Guest opinion: Wrong kind of budget in an emergency

Mark Olbert



I see the city of San Carlos appears on track to continue its habit of significantly exceeding budget projections. Overall revenues were higher than expected while costs were lower. What great news!

But what about all the local business establishments which have had to curtail or shutter their operations? Yes, the restaurants are active although I bet they’re still hurting. Sadly, if you ask the other retailers you’ll hear far worse stories. How might they have fared with more help?

Let’s also remember all those San Carlans struggling to make ends meet. How might their lives have been made less challenging if the council had been more flexible in its thinking? Being fiscally sound over the long haul is important but temporary flexibility ­— say, lowering garbage or sewer fees during the pandemic — would no doubt have been appreciated.

That’s what I wanted to see happen when I pointed out to my former colleagues we were focusing more of what little fiscal support we were providing on local businesses rather than residents. I wanted to see us help everyone more, both businesses and residents alike. Unfortunately, that didn’t happen.

Helping the schools

And what about all those parents who, even if they were lucky enough to remain fully-employed, struggled with the impact of schools being closed? The council never discussed providing meaningful support to its sister agency, the San Carlos School District. Granted, the school board didn’t support having such a discussion, either, for reasons which were never clear to me.

The city has enough cash it could prepay $14 million in pension liabilities, helping secure the personal finances of city staff, and still have tens of millions in reserves remaining. And while council members historically don’t like to say this next bit publicly, the city’s fiscal success has a lot to do with the health and attractiveness of the local public school system.

That makes it in the city’s interest to help the district through this crisis. Unfortunately, having one agency — the city – grant or loan money to another – the district — is rarely done, and requires out-of-the-box thinking which hasn’t been all that common from the council during this crisis.

I vividly recall sitting on the dais last summer when we were approving the budget, listening to arguments that we should take a conservative approach in the midst of a major crisis because we didn’t know what the future held.

Yet crises are precisely when communities rightfully expect their government to step up.

Reserves are rainy-day funds. And a pandemic is a rainstorm of epic proportions. A once-in-a-lifetime crisis ought to evoke a once-in-a-lifetime response. Sadly, that didn’t happen in San Carlos. Although it did in some neighboring communities.

I used to say the way San Carlos responded to its recent fiscal success meant our community was going to be a truly fabulous place to live in the 2030s. And hopefully those of us living in the present would get to appreciate it. I guess that wonderful future is even more secure now.

Council should have done more

But I have to say I wish the council had been less hesitant to do more, today. Besides being the right thing to do it would’ve been consistent with our community’s values.

Those values were demonstrated by the enormous outpouring of support for the Community Foundation of San Carlos. The foundation arguably did more to help the community during the pandemic than the council did despite having much smaller resources.

Olbert is a former San Carlos City Council member and mayor.


  1. Funny how in a recession or “emergency,” the city’s employees all keep getting paid—and even get raises. Two different worlds, private and public sector.

  2. I was a 5th generation Californian. I moved my family from San Carlos after 43-years and moved to a state which has a balanced budget, taxes are low and services and schools are great.
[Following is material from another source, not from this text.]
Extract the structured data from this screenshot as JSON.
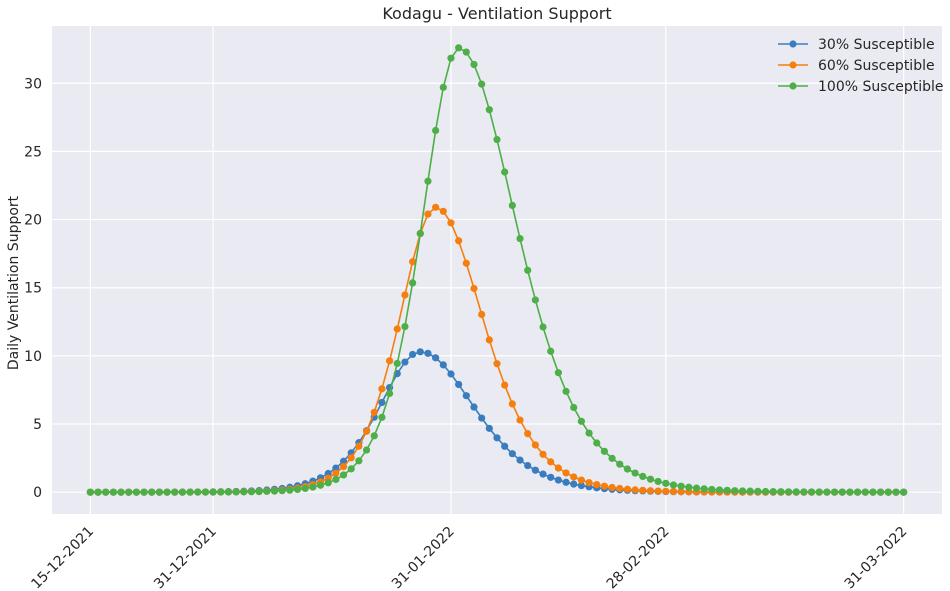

San Carlos does not currently reflect the ideals that made it a wonderful place to grow up and raise a family from the 1960’s until the early 1990’s.

    Because of those moving to the City that immediately wanted to be in charge by running for the Council and enact “change” without understanding what made the town great, you’ve now lost your Police Department, Fire Department, DPW and even Public Works. That includes the author of the “guest opinion.”

    Good luck when the first economic downturn hits, which should be in about eighteen months to two years. The vast majority of those living in San Carlos have never experienced a significant economic downturn.